Arsenal fans pay tribute to their ex-player Fabrice Muamba. Photo credit: Ronnie Macdonald
Since 23-year-old Bolton Wanderers midfielder Fabrice Muamba suffered a cardiac arrest during the FA Cup quarter-final at White Hart Lane on 17 March, the football world’s reaction to the shocking event has been under the media microscope. Fans and player’s response has been mostly praised but there are those in the sports commentariat who increasingly feel it has all become more than a little bit mawkish.
In the build-up to last night’s rearranged FA Cup tie, which Spurs won 3-1, both sets of players wore t-shirts emblazoned with the “Uniting for Fabrice” solidarity message. The Daily Mail reported there was a display of “affection, respect and goodwill” at the ground and that Trotters fans sang Muamba’s name for 60 seconds from the 41st minute – the time which he collapsed in the original match. Players from both sides will sign their match shirts and then auction them on eBay with the proceeds going to the London Chest Hospital, where Muamba is being treated, and three other heart charities.
Enough with all this self-indulgent schmaltz! In an editorial, The Independent acknowledged that Muamba “deserved every sympathy” but insisted that, “these mawkish displays of public emotion in football are getting out of hand. First came the rash of calls to pray for the sick man. Then last weekend, when Mr Muamba’s Bolton team played its first match since his collapse, the midfielder was given the formal one minute’s applause that usually honours the dead – despite the fact the 23-year-old was, by then, well enough to sit up in bed and the following morning watched part of Match of the Day.” The newspaper argued that, “such mass emoting bears all the signs of self-indulgence. Of course, we all wish Mr Muamba well. Now that he is on the mend, however, he does not need all this schmaltz.”

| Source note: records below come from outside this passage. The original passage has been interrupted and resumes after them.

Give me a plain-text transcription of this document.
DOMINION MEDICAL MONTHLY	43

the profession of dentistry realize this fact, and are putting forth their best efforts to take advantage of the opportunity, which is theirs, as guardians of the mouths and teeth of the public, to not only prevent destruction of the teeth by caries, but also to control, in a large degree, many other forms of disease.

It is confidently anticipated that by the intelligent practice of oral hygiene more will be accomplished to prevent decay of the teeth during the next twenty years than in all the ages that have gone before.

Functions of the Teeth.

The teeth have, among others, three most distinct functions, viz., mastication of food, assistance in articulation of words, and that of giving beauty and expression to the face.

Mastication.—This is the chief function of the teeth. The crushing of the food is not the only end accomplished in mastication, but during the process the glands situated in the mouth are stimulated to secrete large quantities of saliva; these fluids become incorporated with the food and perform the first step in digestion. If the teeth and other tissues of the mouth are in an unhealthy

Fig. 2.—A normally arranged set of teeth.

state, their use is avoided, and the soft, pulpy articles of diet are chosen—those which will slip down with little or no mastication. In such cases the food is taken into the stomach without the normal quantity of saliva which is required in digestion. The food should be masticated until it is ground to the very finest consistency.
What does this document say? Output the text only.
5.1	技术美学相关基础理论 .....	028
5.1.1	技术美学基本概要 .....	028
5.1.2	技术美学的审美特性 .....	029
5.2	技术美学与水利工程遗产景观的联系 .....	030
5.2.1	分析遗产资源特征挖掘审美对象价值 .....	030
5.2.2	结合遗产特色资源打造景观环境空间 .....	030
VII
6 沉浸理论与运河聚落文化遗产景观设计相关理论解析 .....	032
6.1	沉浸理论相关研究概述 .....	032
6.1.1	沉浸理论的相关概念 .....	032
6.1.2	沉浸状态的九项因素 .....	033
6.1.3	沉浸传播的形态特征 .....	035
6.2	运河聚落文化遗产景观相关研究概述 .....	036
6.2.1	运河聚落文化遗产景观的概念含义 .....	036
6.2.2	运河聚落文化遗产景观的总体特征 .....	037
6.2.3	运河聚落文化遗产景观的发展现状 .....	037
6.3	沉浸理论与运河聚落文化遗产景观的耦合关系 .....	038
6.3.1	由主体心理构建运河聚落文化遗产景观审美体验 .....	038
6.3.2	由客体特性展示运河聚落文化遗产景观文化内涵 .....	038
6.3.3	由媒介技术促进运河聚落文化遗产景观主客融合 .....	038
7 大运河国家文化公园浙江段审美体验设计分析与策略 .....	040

Pray4Muamba: Spontaneous and authentic. At The Guardian’s Sport Blog, Richard Williams said the popularity of the ‘Pray4Muamba’ social media reaction is “both surprising and uplifting.” “The widespread exhortation to prayer made an impression even on an observer such as this one, who veers between a vague agnosticism and, in darker moods, outright atheism,” wrote Williams. “It seemed an unusually immediate and vivid representation of a reflex rooted in some profound, even atavistic instinct, one that may be rarely acknowledged in the normal course of life but emerges in moments of extreme duress or, in this case, imaginative empathy with a shocking public event.” “When it comes to exaggerated displays of mass grief, I find myself sympathising with the view … that such outpourings are fuelled, in the post-Diana world, by self-indulgence rather than genuine sorrow. But the response to Muamba’s collapse was surely too quick to have been other than spontaneous and authentic.”
Footballing routines resumed. Phew! Amy Lawrence, who reported from White Hart lane for The Guardian, was thankful that Tottenham and Bolton were able to “play out just an ordinary FA Cup tie … For everybody who was here for the original match ten days ago, there could be no greater symbol of recovery. As the players warmed up in the evening sunshine and the crowd filtered into White Hart Lane chattering and cheerfully greeting their friends, beneath the superficial bonhomie was an appreciative relief that everybody was able to gather again for this rematch in an atmosphere of optimism. It could escape nobody who witnessed the moment and the frantic and fearful minutes that followed Muamba’s collapse with a cardiac arrest, that but for a whole series of medical interventions this gathering could have happened in the most awful circumstances imaginable.”